Ketiga (3) Â Sering kali, akar penderitaan kita bukanlah kemalangan, melainkan harapan kita sendiri. Â Mungkin, latar belakang moral filsafat Stoa, dengan segala nuansa pemikirannya, dapat dirangkum dalam pepatah Marcus Aurelius berikut ini: hindari menumpulkan imajinasi Anda dengan merepresentasikan kemalangan pada diri sendiri setiap saat, jangan biarkan prospek bencana di masa depan menimpa. Anda dan Ketika Anda menghadapi kesulitan, bekali diri Anda dengan keberanian untuk menjawab pertanyaan berikut dengan jujur:
 "Apa yang tidak dapat ditanggung dan ditanggung?" Melakukan hal itu, simpul sang filsuf kaisar, dapat membawa kejutan besar, ketika Anda memahami tidak selalu kemalangan yang menimpa Anda dan tampaknya begitu tak tertahankan, melainkan kontras antara harapan dan kenyataan Anda : a]  Jika Anda merasa malu karena keinginan dan dugaan Anda salah, tidak ada yang menghalangi Anda untuk memperbaiki opini Anda (berubah pikiran adalah tindakan kebebasan yang ampuh); b] Jika tidak mampu melakukan apa yang menurutmu benar mengganggumu, maka yang terbaik adalah melipatgandakan upayamu untuk melakukannya. Dan c]  jika Anda tertimpa sesuatu yang di luar kendali Anda, "jangan cemas, karena itu bukan salah Anda."

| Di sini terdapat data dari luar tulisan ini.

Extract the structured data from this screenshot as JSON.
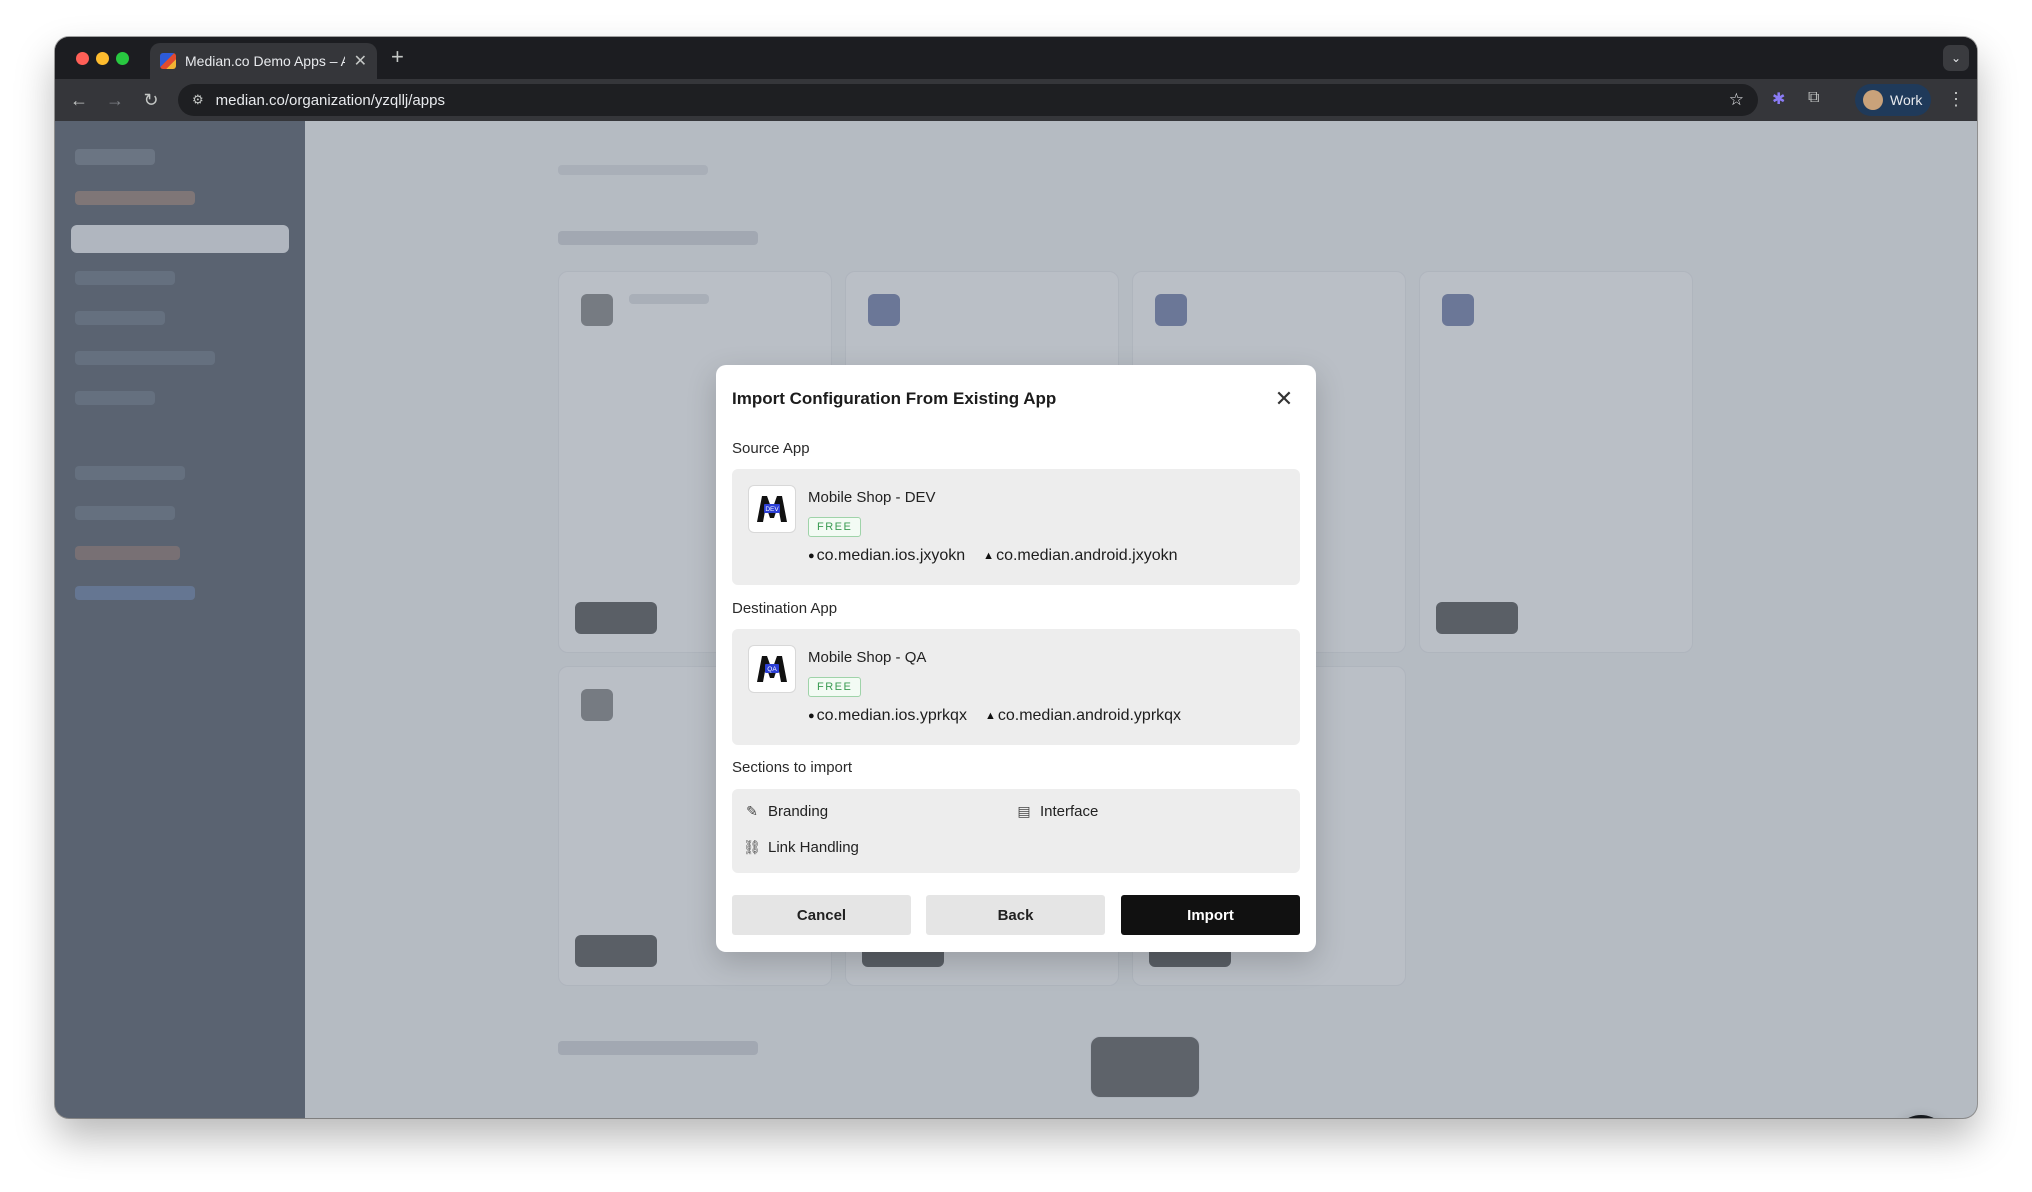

Kapal karam berlayar dengan gembira;  Diogenes Laertius  menceritakan  Zeno dari Citium, pendiri Stoicisme, adalah seorang pedagang makmur hingga usia 30 tahun, ketika ia terdampar di dekat Piraeus, di barat daya Yunani, dan di sana ia bertemu dengan seorang penjual buku yang meminjamkannya sebuah karya sejarawan; Xenophon yang membuatnya terpesona. Setelah menyelesaikannya, Zeno bertanya kepada penjual buku di mana dia bisa menemukan orang-orang berbudi luhur seperti yang dijelaskan dalam buku tersebut, dan dia menyuruhnya untuk mengikuti seorang pria yang lewat di depan mereka pada saat itu: itu adalah Crates, seorang filsuf sinis yang telah menyumbangkan segalanya. warisannya kepada sesama warga negaranya untuk mengabdikan sisa hidupnya pada pengembangan kebajikan.
Anekdot tentang kapal karam Zeno ini merangkum dengan baik pelajaran paling penting yang Stoicisme telah wariskan kepada kita demi kesejahteraan kita: Â kita harus hidup di sini dan saat ini, karena kesulitan dapat terjadi kapan saja; kemalangan bisa memberikan pembelajaran terbaik jika kita tahu bagaimana memandang langit di balik badai; keutamaan dan kesejahteraan orang bijak bukanlah barang cuma-cuma, karena hanya dapat dimiliki oleh mereka yang berani melakukan kerja keras perenungan dan penanaman untuk menyelidiki melampaui kegelapan.